IOC President Thomas Bach, left, announced the deal at a London press conference with Airbnb co-founder Joe Gebbia on Tuesday
IOC President Thomas Bach, left, announced the deal at a London press conference with Airbnb co-founder Joe Gebbia on Tuesday AFP / Daniel LEAL-OLIVAS

French hotel owners assailed Airbnb on Wednesday over its new partnership with the International Olympic Committee, warning they would stop working on the planning for the Paris 2024 summer Games to protest against what they call an unfair competitor.

French hotels have long accused home rental platform Airbnb of taking advantage of minimal oversight to undercut their business, and have been lobbying authorities for a crackdown on short-term tourist rentals.

"Airbnb doesn't play by the rules, and must be disqualified," the GNI association of independent hotels said in a statement during an industry gathering in the Atlantic coast resort town of Biarritz.

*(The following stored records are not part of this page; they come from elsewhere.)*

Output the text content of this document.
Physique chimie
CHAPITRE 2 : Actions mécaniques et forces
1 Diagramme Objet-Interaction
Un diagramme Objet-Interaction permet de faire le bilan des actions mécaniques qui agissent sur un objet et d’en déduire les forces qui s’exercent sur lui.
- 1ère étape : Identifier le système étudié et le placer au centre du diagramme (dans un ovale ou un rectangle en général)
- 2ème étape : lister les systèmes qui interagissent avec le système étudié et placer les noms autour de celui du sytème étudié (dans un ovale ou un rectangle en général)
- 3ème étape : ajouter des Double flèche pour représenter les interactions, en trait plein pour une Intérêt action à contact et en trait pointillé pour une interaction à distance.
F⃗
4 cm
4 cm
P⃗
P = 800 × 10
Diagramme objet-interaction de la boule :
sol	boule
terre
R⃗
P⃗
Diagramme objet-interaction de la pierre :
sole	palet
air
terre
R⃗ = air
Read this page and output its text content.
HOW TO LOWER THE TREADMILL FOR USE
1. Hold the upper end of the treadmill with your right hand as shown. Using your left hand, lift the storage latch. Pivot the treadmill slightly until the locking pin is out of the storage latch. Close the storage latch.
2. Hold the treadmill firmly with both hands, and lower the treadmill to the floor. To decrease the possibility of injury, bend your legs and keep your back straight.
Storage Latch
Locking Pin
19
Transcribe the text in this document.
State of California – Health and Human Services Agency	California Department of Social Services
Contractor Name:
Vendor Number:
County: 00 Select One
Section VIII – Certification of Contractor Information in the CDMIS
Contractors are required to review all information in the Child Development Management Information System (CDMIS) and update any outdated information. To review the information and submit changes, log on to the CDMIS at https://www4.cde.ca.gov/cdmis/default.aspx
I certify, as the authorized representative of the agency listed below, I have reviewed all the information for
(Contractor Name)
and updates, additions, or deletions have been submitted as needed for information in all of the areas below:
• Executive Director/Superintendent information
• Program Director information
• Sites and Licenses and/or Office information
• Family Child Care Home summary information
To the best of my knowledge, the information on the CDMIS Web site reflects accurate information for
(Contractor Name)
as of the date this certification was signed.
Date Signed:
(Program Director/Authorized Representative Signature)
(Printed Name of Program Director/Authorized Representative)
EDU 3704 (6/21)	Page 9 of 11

The GNI said it would file a protest with the IOC's ethics commission, as well as the organising committee for the 2024 summer Games in Paris.

"Hotels are going to suspend their participation in the organisation of the 2024 Games," said Laurent Duc, head of the main UMIH hotel trade group, which organised the Biarritz conference.

"Already the (Airbnb) platform objects to passing on the visitor's tax with clearly identified addresses and owners, as required by law," he told AFP.

In a statement, the UMIH and the GCN alliance of hotel chains called the Olympic partnership "inappropriate".

"It is outrageous to make this company, which spurs deregulation in countries around the world, a global partner of the IOC," it said.

Paris City Hall quickly voiced its support for the hotel sector on Wednesday, calling their "cry of alarm... normal" in view of the general "destabilisation" of the hotel sector caused by the platform.

Tony Estanguet, the president of the organising committee for the Paris 2024 Olympic Games stressed that the hotel business had not been left out in the cold.

"We have already been working with the professionals (in the hotel business)," he told AFP.

"We have already reserved 40,000 rooms for our needs in 2024."

The UMIH sued Airbnb in June 2018 for "knowingly violating" rules imposed as part of a crackdown in one of the US giant's biggest markets.

Paris alone has 65,000 listings on Airbnb, and there are thousands more in the nearby suburbs that will house many of the venues for the 2024 Olympics.

Paris mayor Anne Hidalgo has also vowed to tighten oversight of Airbnb rentals after warning IOC President Thomas Bach about the "risks" of the partnership.

Hidalgo, who is up for re-election next May, promised to hold a vote on how home-sharing platforms should be regulated, at a time when many residents blame Airbnb for driving up rents.

"Where is the morality?" UMIH president Roland Heguy told AFP. "We worked since the beginning on this candidacy with the Paris 2024 organising committee."

Asked about the opposition from hotels, Airbnb said in a statement Wednesday that "this historic accord aims to allow host cities to welcome the Games in a more local, authentic and sustainable manner".

It noted that Airbnb had already been a national partner for the 2016 Olympics in Rio de Janeiro and the 2018 Games in Pyeongchang, South Korea, and that "its values are in line with those of the Olympic movement".

Its nine-year deal with the IOC, announced on Monday, puts it in the league of Coca-Cola and Visa as a "Top" partner, the highest sponsorship level.

The partnership starts with the 2020 summer Olympics in Tokyo, runs through the Beijing winter Games two years later, the 2024 Paris summer Olympics, the 2026 winter Games in Milan-Cortina, and ends with the Los Angeles summer events in 2028.